Scooter sniffs at the blue tarp, whines, and shuffles toward the green one, but then falls onto his bloated belly and whines some more.

“Nuff of that, Scoot. They’re gone, buddy.”

Scooter startles as if he’d forgotten Harold sat where he sat every evening before sunset.

A breeze riffles the hairs on Harold’s arms. For an instant, he is content. Then his eyes tag the tarps again, and that’s the end of that.

Lacey and Jared. Eleven and thirteen. The last of their kids. In the end, it wasn’t the walkers or the gangs, but the fever that got the last two. In a way, they were the lucky ones.

Daddy was the philosopher. Not me.

His father had often talked about life, the importance of finding joy where you can, and never wasting time. He stressed to both him and his brother Kevin (who died in the first wave of walkers) that you should never part from a loved one without telling them how you feel about them. To his credit, LeRoy was good at following his advice. In the weeks just before the outbreak, Kevin and Harold had spent more than one evening remembering their dear old dad. Just two brothers keeping watch over the night, sharing a bottle of bourbon, remembering happier times, and celebrating the man who had brought them into the world. Sharing their favorite memories, keeping him alive, in their heads, at least.

The first shift of crickets begins their evening chorus.

So it goes.

One day, you will kiss your sweetheart for the last time.

One day, you will speak with your brother for the last time.

You will think ‘I have time,’ and that is true until the day it isn’t.

Harold wipes his eyes.

One day, you will be no more. If there’s something you got a hankering to do, best be about it while you can. Tomorrow is promised to no man.

Harold remembers her touch. Married thirty-eight years, plenty of time to tire of a woman’s touch surely, but he never did. He never lost his love for her.

One day, you will touch your loved one for the last time.

LeRoy rested his heavy, calloused hand on the back of their necks when he said this, cementing in their heads, this raw truth.

The thing about last touches is we never know it’s the last one. Do we?

He would look them in the eyes and wait for an answer. LeRoy looked deep into his son’s eyes, seeking and instilling wisdom.

You think you have time.

The breeze ruffles the surface of the tarps, and Harold thinks again about finding the shovel from the chaos captive in the wasp-infested shed.

The tarps again.

They’ll leak soon enough.

But it would be the last time. The last time he would see his kids. It had been three days since they died. The heat was already breaking their bodies down. The scent of death hung heavy in the air.

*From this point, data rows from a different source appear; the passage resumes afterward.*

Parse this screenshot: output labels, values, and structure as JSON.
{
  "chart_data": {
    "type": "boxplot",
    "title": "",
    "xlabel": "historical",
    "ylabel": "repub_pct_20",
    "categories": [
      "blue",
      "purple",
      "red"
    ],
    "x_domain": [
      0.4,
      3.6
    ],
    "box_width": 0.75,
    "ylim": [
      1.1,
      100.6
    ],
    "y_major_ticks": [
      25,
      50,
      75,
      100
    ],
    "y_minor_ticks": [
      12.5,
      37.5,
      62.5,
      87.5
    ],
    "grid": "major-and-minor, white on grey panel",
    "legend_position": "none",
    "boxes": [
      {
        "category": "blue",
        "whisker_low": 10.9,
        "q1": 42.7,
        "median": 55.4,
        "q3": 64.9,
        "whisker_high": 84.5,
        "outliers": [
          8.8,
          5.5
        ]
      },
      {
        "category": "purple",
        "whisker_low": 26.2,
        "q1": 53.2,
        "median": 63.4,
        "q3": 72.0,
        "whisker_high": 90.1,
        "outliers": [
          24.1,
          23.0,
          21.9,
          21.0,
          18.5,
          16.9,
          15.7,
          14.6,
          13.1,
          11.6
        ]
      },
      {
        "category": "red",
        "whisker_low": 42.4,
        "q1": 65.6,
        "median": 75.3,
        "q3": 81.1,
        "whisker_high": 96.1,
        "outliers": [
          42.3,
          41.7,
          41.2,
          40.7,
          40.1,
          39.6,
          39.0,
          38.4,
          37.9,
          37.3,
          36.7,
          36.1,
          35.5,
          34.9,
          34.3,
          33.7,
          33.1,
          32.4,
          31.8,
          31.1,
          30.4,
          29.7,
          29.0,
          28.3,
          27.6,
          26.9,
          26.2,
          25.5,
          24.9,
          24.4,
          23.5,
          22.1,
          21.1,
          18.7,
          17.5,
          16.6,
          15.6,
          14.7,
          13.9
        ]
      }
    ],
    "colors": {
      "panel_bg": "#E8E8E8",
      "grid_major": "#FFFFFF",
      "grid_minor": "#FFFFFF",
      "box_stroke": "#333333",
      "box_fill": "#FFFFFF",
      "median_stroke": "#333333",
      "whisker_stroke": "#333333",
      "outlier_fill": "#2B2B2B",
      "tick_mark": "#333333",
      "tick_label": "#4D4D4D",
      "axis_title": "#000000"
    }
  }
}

He thinks about uncovering the tarps now and shivers in terror. He had waited too long.

I will bury them in the morning first thing.

“Did you say something, Harold?”

His eyes swivel from the tarps to her rocker. The empty one next to his.

Then he remembers the third tarp. The one set up near the creek because that had been her favorite place.

He squints the tears away. Through his watery eyes, he can see her again. In his eyes, she is nineteen, then fifty-three, then twenty-nine; her face sliding back and forth through time.

“It was nothing, honey.”

“Are you sure?”

“Yeah. You about ready to turn in?”

He extends his hand to the memory, fully expecting her to take it this time, and it dissolves.

One day, you will kiss your sweetheart for the last time.

Harold enters his house and holds the door for the thirty seconds it takes Scooter to make his way up the three steps and follow him inside.